Hoe was het mogelijk dat zo veel vrienden en bekenden niet verschenen waren? Natuurlijk waren velen zelf al dood: ‘Wimie’, ‘Londense Vriend P.’, doopvader Lambert Simon, dichter Nico V., pastoor Jan H., Ernst Jan Engels, ‘Maman’, Simon en Tiny Carmiggelt, ‘de Zusjes M. te G.’, lijfarts Jan G. en de uitgevers Geert van Oorschot en Johan Polak.
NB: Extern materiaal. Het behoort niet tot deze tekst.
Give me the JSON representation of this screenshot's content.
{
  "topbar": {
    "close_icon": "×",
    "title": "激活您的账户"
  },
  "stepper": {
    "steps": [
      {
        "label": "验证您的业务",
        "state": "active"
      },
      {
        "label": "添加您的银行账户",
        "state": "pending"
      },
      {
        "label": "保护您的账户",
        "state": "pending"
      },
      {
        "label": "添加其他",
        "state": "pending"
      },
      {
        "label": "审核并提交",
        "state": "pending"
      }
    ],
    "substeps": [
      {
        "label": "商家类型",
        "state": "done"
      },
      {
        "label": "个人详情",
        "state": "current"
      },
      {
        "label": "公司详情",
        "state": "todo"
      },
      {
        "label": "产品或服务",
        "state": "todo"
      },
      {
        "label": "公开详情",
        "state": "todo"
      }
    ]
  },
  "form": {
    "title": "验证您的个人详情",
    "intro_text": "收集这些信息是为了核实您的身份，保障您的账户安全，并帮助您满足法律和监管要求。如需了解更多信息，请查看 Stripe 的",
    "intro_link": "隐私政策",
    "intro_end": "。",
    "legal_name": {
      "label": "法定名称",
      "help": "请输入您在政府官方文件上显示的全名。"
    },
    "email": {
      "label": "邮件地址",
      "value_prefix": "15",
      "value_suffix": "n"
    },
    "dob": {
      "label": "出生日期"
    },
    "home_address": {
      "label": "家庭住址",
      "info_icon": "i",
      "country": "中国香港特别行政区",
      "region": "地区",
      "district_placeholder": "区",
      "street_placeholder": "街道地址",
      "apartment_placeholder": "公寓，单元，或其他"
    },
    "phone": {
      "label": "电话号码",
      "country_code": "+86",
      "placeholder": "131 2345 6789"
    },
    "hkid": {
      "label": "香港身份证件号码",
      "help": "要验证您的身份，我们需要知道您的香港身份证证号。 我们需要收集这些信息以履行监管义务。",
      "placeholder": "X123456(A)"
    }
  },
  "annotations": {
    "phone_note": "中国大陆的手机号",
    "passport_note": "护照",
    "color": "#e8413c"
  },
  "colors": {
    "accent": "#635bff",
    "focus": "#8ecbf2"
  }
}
Maar waar waren de ‘Dichteres H.M.’, de Tapdanseres ‘Joosje B.’, ‘de jonge Indische Nederlander R.’, ‘Kandidaat Katholiek A.’, het ‘Loodgietend Prijsdier M.’, ‘Beschermer Q.’, ‘Bullie van der K.’, ‘Goeroe Peter B.’, Jürgen en Gaabi H., regisseur Hans K., Nieuwe Verloofde ‘Jakhals’, ‘Mijn Zoon R.’, Jan D., Fridjof L., Frits B., Marina H. en al

[pagina 35]
[p. 35]

die bewonderaars die ervoor gezorgd hadden dat in de jaren zestig onze deurmat dagelijks onder post bedolven werd en die bijna allemaal van Gerard een brief ten antwoord hadden ontvangen? Van de ‘familie’ waren alleen David en Josien uitgenodigd en gekomen, de kinderen van Karel van het Reve. Zij begroetten ons hartelijk toen we elkaar tegenkwamen.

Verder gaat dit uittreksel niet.